Low GWP refrigerant focus at ASHRAE
USA: Guidance on low GWP refrigerants will be one of the main topics for discussions at the forthcoming ASHRAE Winter Conference.
The news that industry experts will share their knowledge of the new refrigerants comes following recent agreements to amend the Montreal Protocol and phase down the production and consumption of HFCs.
“Providing technical expertise for ASHRAE’s members and their clients continues to be the core of the conference technical programme,” said Leon Shapiro, Conference chair. “Climate change will compel ASHRAE members to rethink HVAC&R for the future.
“In addition to sessions on low GWP refrigerants, the technical programme will also focus on the water-energy nexus and designing for maximum efficiency, energy efficiency and IAQ in industrial spaces, and achieving projected results after all the modelling is completed.”
The 2017 ASHRAE Winter Conference takes place from January 28 to February 1 at Caesars Palace, Las Vegas, in conjunction with the co-sponsored AHR Expo.
To register for the Conference, which includes free access to the Expo, visit www.ashrae.org/lasvegas.

The technical programme will feature eight topics, 86 papers, 28 technical papers presented via poster session, 248 presentations and 331 speakers. The topics are Water-Energy Nexus, Advances in Mission Critical Design and Operation, Climate Change and Its Effects on HVAC&R Design and Technologies, Energy Efficient Industrial Buildings, Fundamentals and Applications, HVAC&R Systems and Equipment, Commercial and Industrial IAQ, and Building Operation and Performance: Meeting the Modelling Expectations.
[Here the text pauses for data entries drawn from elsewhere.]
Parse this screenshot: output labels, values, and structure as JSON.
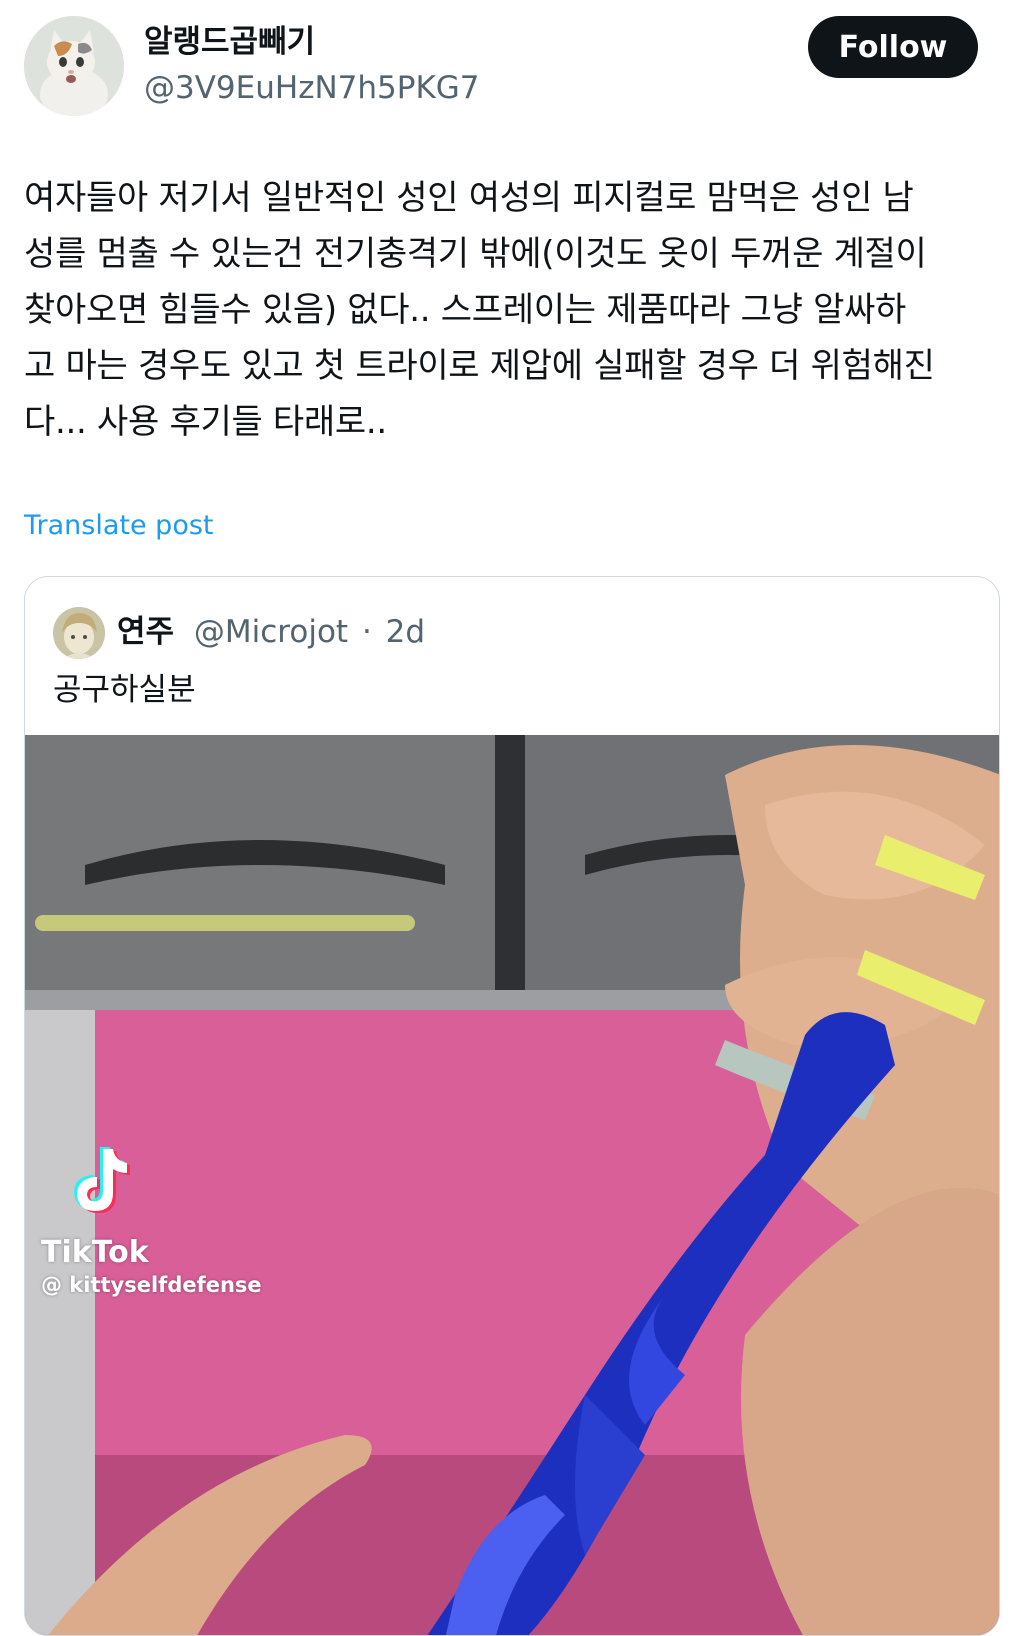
{
  "author": {
    "name": "알랭드곱빼기",
    "handle": "@3V9EuHzN7h5PKG7",
    "follow_label": "Follow"
  },
  "post": {
    "lines": [
      "여자들아 저기서 일반적인 성인 여성의 피지컬로 맘먹은 성인 남",
      "성를 멈출 수 있는건 전기충격기 밖에(이것도 옷이 두꺼운 계절이",
      "찾아오면 힘들수 있음) 없다.. 스프레이는 제품따라 그냥 알싸하",
      "고 마는 경우도 있고 첫 트라이로 제압에 실패할 경우 더 위험해진",
      "다... 사용 후기들 타래로.."
    ],
    "translate_label": "Translate post"
  },
  "quoted_post": {
    "name": "연주",
    "handle": "@Microjot",
    "separator": "·",
    "time": "2d",
    "text": "공구하실분"
  },
  "media": {
    "watermark_brand": "TikTok",
    "watermark_user": "@ kittyselfdefense"
  },
  "icons": {
    "tiktok": "tiktok-logo-icon"
  },
  "colors": {
    "link": "#1d9bf0",
    "secondary_text": "#536471",
    "follow_bg": "#0f1419",
    "border": "#cfd9de"
  }
}
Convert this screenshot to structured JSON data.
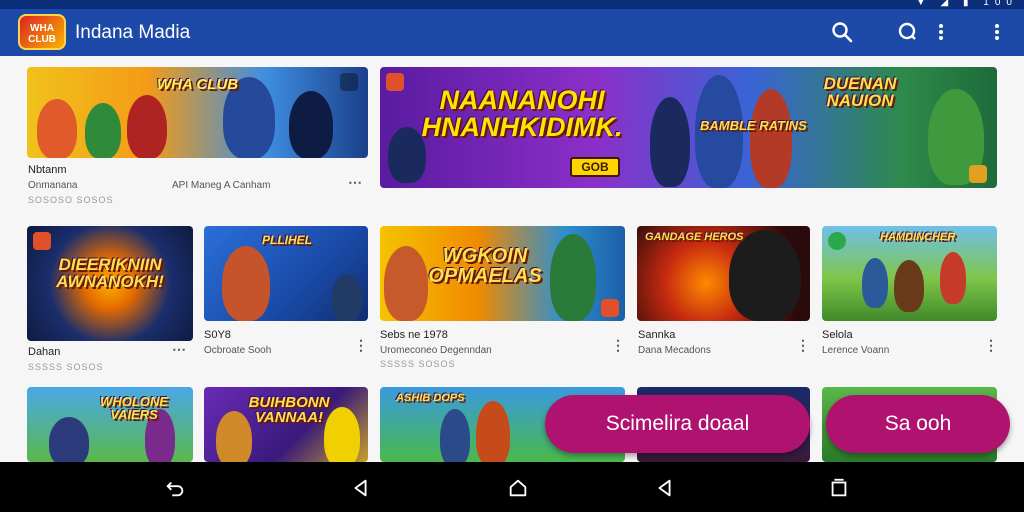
{
  "app": {
    "title": "Indana Madia",
    "logo_text": "WHA CLUB"
  },
  "status": {
    "icons": "▼ ◢ ▮ 100"
  },
  "icons": {
    "search": "search-icon",
    "chat": "chat-icon",
    "overflow": "more-vert-icon"
  },
  "row1": [
    {
      "thumb_title": "WHA CLUB",
      "line1": "Nbtanm",
      "line2": "Onmanana",
      "line2b": "API Maneg A Canham",
      "line3": "SOSOSO SOSOS"
    },
    {
      "thumb_title": "NAANANOHI HNANHKIDIMK.",
      "side_title": "DUENAN NAUION",
      "button_text": "GOB",
      "overlay": "BAMBLE RATINS"
    }
  ],
  "row2": [
    {
      "thumb_title": "DIEERIKNIIN AWNANOKH!",
      "line1": "Dahan",
      "line3": "SSSSS SOSOS"
    },
    {
      "thumb_title": "PLLIHEL",
      "line1": "S0Y8",
      "line2": "Ocbroate Sooh"
    },
    {
      "thumb_title": "WGKOIN OPMAELAS",
      "line1": "Sebs ne 1978",
      "line2": "Uromeconeo Degenndan",
      "line3": "SSSSS SOSOS"
    },
    {
      "thumb_title": "GANDAGE HEROS",
      "line1": "Sannka",
      "line2": "Dana Mecadons"
    },
    {
      "thumb_title": "HAMDINCHER",
      "line1": "Selola",
      "line2": "Lerence Voann"
    }
  ],
  "row3": [
    {
      "thumb_title": "WHOLONE VAIERS"
    },
    {
      "thumb_title": "BUIHBONN VANNAA!"
    },
    {
      "thumb_title": "ASHIB DOPS"
    },
    {
      "thumb_title": ""
    },
    {
      "thumb_title": ""
    }
  ],
  "fabs": {
    "primary": "Scimelira doaal",
    "secondary": "Sa ooh"
  },
  "nav": {
    "back": "back-icon",
    "home": "home-icon",
    "recents": "recents-icon"
  }
}
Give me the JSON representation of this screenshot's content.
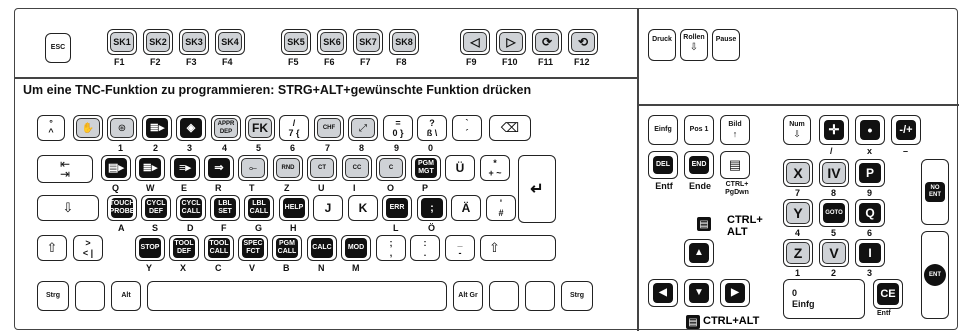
{
  "title": "Um eine TNC-Funktion zu programmieren: STRG+ALT+gewünschte Funktion drücken",
  "function_row": {
    "esc": "ESC",
    "sk_keys": [
      "SK1",
      "SK2",
      "SK3",
      "SK4",
      "SK5",
      "SK6",
      "SK7",
      "SK8"
    ],
    "f_labels": [
      "F1",
      "F2",
      "F3",
      "F4",
      "F5",
      "F6",
      "F7",
      "F8",
      "F9",
      "F10",
      "F11",
      "F12"
    ],
    "druck": "Druck",
    "rollen": "Rollen",
    "pause": "Pause"
  },
  "row1": {
    "labels_below": [
      "1",
      "2",
      "3",
      "4",
      "5",
      "6",
      "7",
      "8",
      "9",
      "0"
    ],
    "appr_dep": "APPR\nDEP",
    "fk": "FK",
    "chf": "CHF",
    "k7": "/\n7 {",
    "k0": "=\n0 }",
    "k_ss": "?\nß \\",
    "k_acc": "`\n´"
  },
  "row2": {
    "letters": [
      "Q",
      "W",
      "E",
      "R",
      "T",
      "Z",
      "U",
      "I",
      "O",
      "P"
    ],
    "rnd": "RND",
    "ct": "CT",
    "cc": "CC",
    "c": "C",
    "pgm_mgt": "PGM\nMGT",
    "ue": "Ü",
    "plus": "*\n+ ~"
  },
  "row3": {
    "letters": [
      "A",
      "S",
      "D",
      "F",
      "G",
      "H",
      "J",
      "K",
      "L",
      "Ö",
      "Ä"
    ],
    "touch_probe": "TOUCH\nPROBE",
    "cycl_def": "CYCL\nDEF",
    "cycl_call": "CYCL\nCALL",
    "lbl_set": "LBL\nSET",
    "lbl_call": "LBL\nCALL",
    "help": "HELP",
    "err": "ERR",
    "hash": "'\n#"
  },
  "row4": {
    "letters": [
      "Y",
      "X",
      "C",
      "V",
      "B",
      "N",
      "M"
    ],
    "angle": ">\n< |",
    "stop": "STOP",
    "tool_def": "TOOL\nDEF",
    "tool_call": "TOOL\nCALL",
    "spec_fct": "SPEC\nFCT",
    "pgm_call": "PGM\nCALL",
    "calc": "CALC",
    "mod": "MOD",
    "semi": ";\n,",
    "colon": ":\n.",
    "dash": "_\n-"
  },
  "row5": {
    "strg": "Strg",
    "alt": "Alt",
    "altgr": "Alt Gr",
    "strg_r": "Strg"
  },
  "nav": {
    "einfg": "Einfg",
    "pos1": "Pos 1",
    "bild": "Bild",
    "del": "DEL",
    "entf": "Entf",
    "end": "END",
    "ende": "Ende",
    "ctrl_pgdwn": "CTRL+\nPgDwn",
    "ctrl_alt_1": "CTRL+\nALT",
    "ctrl_alt_2": "CTRL+ALT"
  },
  "numpad": {
    "num": "Num",
    "keys": [
      {
        "big": "X",
        "small": "7"
      },
      {
        "big": "IV",
        "small": "8"
      },
      {
        "big": "P",
        "small": "9"
      },
      {
        "big": "Y",
        "small": "4"
      },
      {
        "big": "GOTO",
        "small": "5"
      },
      {
        "big": "Q",
        "small": "6"
      },
      {
        "big": "Z",
        "small": "1"
      },
      {
        "big": "V",
        "small": "2"
      },
      {
        "big": "I",
        "small": "3"
      }
    ],
    "slash": "/",
    "x": "x",
    "minus": "–",
    "no_ent": "NO\nENT",
    "ent": "ENT",
    "zero": "0\nEinfg",
    "ce": "CE",
    "ce_sub": "Entf"
  }
}
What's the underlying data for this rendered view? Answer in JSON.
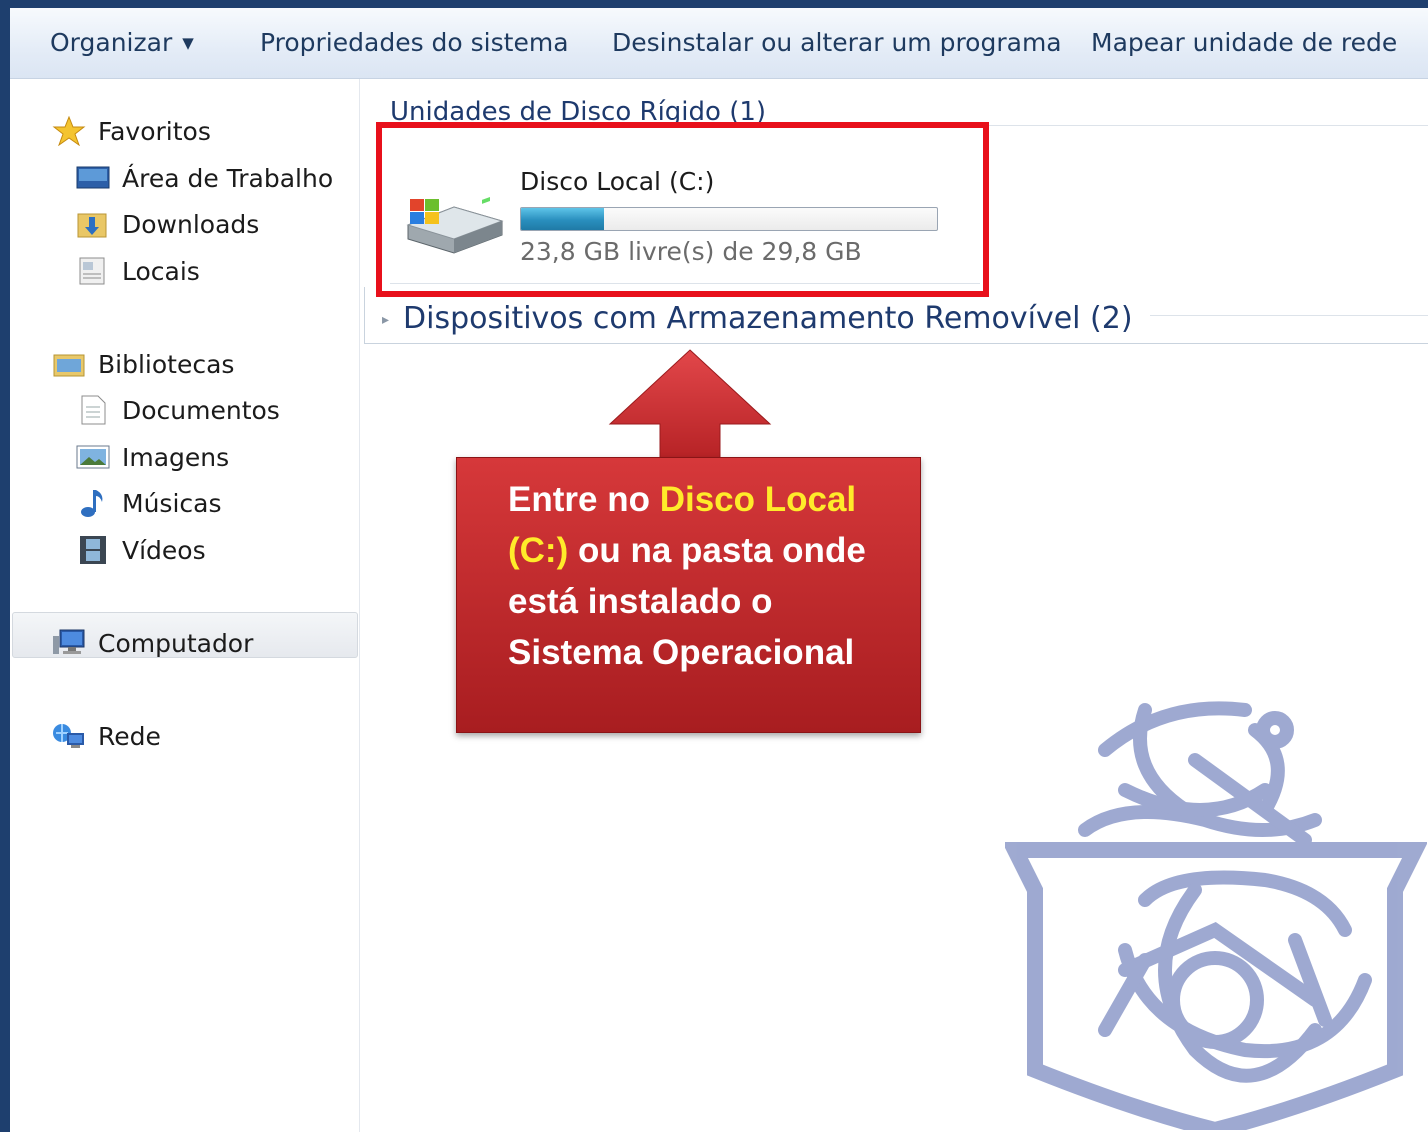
{
  "toolbar": {
    "organize": "Organizar",
    "system_properties": "Propriedades do sistema",
    "uninstall": "Desinstalar ou alterar um programa",
    "map_drive": "Mapear unidade de rede"
  },
  "nav": {
    "favorites": "Favoritos",
    "desktop": "Área de Trabalho",
    "downloads": "Downloads",
    "places": "Locais",
    "libraries": "Bibliotecas",
    "documents": "Documentos",
    "images": "Imagens",
    "music": "Músicas",
    "videos": "Vídeos",
    "computer": "Computador",
    "network": "Rede"
  },
  "content": {
    "hard_disks_header": "Unidades de Disco Rígido (1)",
    "drive_name": "Disco Local (C:)",
    "drive_used_fraction": 0.2,
    "drive_free_text": "23,8 GB livre(s) de 29,8 GB",
    "removable_header": "Dispositivos com Armazenamento Removível (2)"
  },
  "callout": {
    "part1": "Entre no ",
    "highlight": "Disco Local (C:)",
    "part2": " ou na pasta onde está instalado o Sistema Operacional"
  },
  "colors": {
    "highlight_border": "#e8101b",
    "callout_bg": "#c0282b",
    "callout_highlight_text": "#ffeb2a",
    "background": "#1e3f6e"
  }
}
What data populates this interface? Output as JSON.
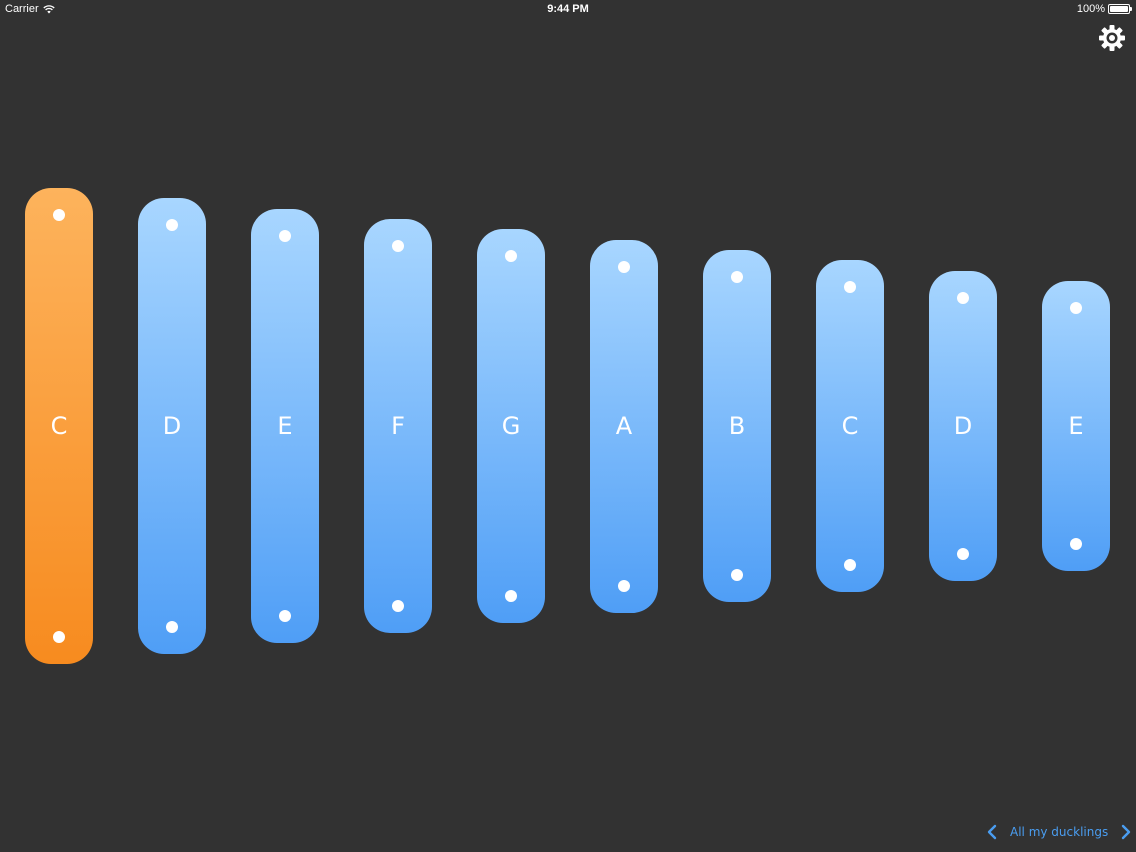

Among the sessions is a two-part seminar, “Low-GWP Alternative Refrigerants and Their Applications.” The seminars feature six papers included in the November 2016 issue of ASHRAE’s Science and Technology for the Built Environment, focusing on thermophysical properties, modelling, heat transfer performance, lubricant/refrigerant miscibility and system applications of low-GWP halocarbon refrigerants containing unsaturated carbon bonds.